12. Describe the turmoil that Buzzy suffered between when he witnessed the attack on Paul and when he finally confessed to Kevin. What would you have done in his place?

13. When Buzzy got an A in school, his father’s reaction was surprising to Kevin: "Buzzy the Brain, gonna live above his rearin." Why would a parent react like that? What did that statement make Kevin realize about the truth of living in the hollow?

14. "It’s like you own the universe." Why did Tilroy attack Paul?

15. Pops tells the boys about the magic and power he felt after climbing Red Cloud, a feeling he compares to theirs upon climbing Old Blue on their tramp, and Kevin feels he understands the new knowledge: "Yesterday was the hardest thing I’ve ever done in my life. The whole day was a test. I know I can do harder things, now." What other experiences in the story brought out similar reactions in Kevin and Buzzy? Do you think that the "magic" of Red Cloud or the white stag can really exist?
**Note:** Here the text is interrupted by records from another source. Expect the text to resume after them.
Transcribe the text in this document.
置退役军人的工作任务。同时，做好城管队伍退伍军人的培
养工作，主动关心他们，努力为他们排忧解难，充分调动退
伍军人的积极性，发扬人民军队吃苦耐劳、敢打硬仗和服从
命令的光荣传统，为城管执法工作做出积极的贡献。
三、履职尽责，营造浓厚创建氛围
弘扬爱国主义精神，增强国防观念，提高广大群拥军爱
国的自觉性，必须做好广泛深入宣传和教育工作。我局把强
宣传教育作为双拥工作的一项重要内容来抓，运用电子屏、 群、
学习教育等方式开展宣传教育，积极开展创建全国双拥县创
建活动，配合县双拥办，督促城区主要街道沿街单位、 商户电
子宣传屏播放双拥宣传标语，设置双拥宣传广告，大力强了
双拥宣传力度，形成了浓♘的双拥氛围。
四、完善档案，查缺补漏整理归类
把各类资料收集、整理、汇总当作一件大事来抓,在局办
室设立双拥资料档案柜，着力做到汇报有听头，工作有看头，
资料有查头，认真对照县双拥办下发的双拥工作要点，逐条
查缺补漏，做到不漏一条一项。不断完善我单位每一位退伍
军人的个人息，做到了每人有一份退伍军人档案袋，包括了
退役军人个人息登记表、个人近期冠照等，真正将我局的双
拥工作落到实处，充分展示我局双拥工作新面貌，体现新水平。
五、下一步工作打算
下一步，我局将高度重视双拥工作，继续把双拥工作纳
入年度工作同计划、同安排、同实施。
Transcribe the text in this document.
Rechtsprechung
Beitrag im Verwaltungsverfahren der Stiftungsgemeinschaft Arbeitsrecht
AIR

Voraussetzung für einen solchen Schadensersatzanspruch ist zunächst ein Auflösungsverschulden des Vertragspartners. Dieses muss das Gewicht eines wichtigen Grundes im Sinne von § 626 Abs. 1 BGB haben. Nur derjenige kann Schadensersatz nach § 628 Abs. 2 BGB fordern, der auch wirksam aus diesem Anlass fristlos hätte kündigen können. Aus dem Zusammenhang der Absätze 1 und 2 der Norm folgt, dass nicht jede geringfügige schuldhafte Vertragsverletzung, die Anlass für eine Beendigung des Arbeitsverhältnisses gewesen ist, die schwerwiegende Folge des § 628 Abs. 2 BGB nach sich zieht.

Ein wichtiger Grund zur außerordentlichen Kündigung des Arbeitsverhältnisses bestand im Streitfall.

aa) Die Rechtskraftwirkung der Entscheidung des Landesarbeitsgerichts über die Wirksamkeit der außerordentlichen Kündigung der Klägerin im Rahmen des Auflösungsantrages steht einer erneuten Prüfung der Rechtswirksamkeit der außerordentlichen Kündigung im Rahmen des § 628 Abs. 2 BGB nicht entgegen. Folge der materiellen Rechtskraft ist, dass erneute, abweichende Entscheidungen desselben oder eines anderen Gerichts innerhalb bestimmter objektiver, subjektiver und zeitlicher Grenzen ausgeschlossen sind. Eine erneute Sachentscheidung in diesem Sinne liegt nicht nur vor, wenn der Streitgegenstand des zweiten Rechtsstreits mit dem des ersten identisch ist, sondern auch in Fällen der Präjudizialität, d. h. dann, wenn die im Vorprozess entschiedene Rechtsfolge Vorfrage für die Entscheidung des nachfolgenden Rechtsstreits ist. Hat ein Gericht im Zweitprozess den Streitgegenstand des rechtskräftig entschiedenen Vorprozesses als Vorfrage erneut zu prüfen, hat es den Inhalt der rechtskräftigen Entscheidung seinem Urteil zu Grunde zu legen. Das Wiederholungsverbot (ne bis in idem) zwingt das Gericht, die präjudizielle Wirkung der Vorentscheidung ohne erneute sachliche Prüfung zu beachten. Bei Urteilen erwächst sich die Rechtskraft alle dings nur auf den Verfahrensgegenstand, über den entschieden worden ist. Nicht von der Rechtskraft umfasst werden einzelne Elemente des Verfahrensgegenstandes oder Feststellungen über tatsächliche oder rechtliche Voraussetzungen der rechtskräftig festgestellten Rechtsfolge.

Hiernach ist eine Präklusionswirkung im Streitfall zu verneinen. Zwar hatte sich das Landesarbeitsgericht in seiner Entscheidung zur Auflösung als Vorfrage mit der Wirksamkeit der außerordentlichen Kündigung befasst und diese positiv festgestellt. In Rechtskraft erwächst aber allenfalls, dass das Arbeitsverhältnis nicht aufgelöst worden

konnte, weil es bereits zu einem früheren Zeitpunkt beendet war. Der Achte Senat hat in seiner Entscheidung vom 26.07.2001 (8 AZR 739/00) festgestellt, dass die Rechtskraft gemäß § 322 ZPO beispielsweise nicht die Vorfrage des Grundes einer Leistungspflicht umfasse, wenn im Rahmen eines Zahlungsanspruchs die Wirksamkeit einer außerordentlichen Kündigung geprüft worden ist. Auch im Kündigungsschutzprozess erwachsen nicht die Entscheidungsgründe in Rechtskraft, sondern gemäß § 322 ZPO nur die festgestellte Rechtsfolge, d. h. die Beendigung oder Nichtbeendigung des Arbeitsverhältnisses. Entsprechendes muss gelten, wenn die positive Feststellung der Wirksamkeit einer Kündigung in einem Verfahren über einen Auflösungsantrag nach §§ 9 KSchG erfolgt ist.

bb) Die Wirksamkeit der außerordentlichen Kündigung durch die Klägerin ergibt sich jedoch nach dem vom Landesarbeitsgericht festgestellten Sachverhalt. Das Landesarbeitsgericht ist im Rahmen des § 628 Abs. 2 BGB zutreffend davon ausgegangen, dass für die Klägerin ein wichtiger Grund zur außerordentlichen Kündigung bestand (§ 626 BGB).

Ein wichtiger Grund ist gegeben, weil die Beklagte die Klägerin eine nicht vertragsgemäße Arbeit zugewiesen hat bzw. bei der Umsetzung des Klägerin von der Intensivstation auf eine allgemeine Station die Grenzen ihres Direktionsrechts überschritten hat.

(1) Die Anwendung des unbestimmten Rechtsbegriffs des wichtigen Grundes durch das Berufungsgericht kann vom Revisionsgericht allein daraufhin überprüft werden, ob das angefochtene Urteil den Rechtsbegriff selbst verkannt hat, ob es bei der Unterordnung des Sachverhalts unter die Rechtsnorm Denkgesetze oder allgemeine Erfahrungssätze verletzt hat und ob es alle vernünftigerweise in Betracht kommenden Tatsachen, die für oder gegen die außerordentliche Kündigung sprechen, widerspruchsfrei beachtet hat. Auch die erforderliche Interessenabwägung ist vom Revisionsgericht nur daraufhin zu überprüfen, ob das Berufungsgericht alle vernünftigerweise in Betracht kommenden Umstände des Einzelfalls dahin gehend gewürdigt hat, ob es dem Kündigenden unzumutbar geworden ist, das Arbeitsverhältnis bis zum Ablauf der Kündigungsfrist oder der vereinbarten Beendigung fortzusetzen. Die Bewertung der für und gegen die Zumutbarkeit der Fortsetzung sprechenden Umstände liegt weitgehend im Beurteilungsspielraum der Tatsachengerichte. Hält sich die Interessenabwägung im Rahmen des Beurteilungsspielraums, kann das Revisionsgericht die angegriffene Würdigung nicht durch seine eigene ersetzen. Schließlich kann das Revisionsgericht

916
16. How did the difficult and daring rescue of Pops help Kevin (and Buzzy) complete his summer transformation from boy to man?

17. Kevin finds a moment of connection and empathy when he considers Tilroy’s body for a final time: "I stayed for just a moment more and thought about my own father; how I still wanted his approval, still craved his love, still drank up drops of attention. I considered the shell of Tilroy one last time and pondered the certainty of rearing; the inevitability of desire; and the turn life takes when the two are set hard against." How was he able to call up understanding for this troubled young man who violently killed a good man and shot Kevin’s own grandfather and friend? How would you have felt in Kevin’s place?

18. Considering what happened by the end of the summer to all the different characters—Kevin and his family, Buzzy and his, Tilroy and his, Paul and Paitsel—do you find everyone’s transformations (or lack of) satisfying? Why or why not?

19. Kevin and Buzzy have changed since they became fast friends the summer that Kevin moved to Medgar. Buzzy expresses his envy of Kevin and the life he always knew Kevin would have, even when they were young. What kept the boys so close together during their teenage years, and why have they grown up to have such dissimilar lives? Do you think either of them could have done anything to maintain their close relationship?

20. The lingering effects of violence are an important theme in the novel. How does the violence done to the mountains serve as an allegory for the violence perpetrated by and done to characters in the novel?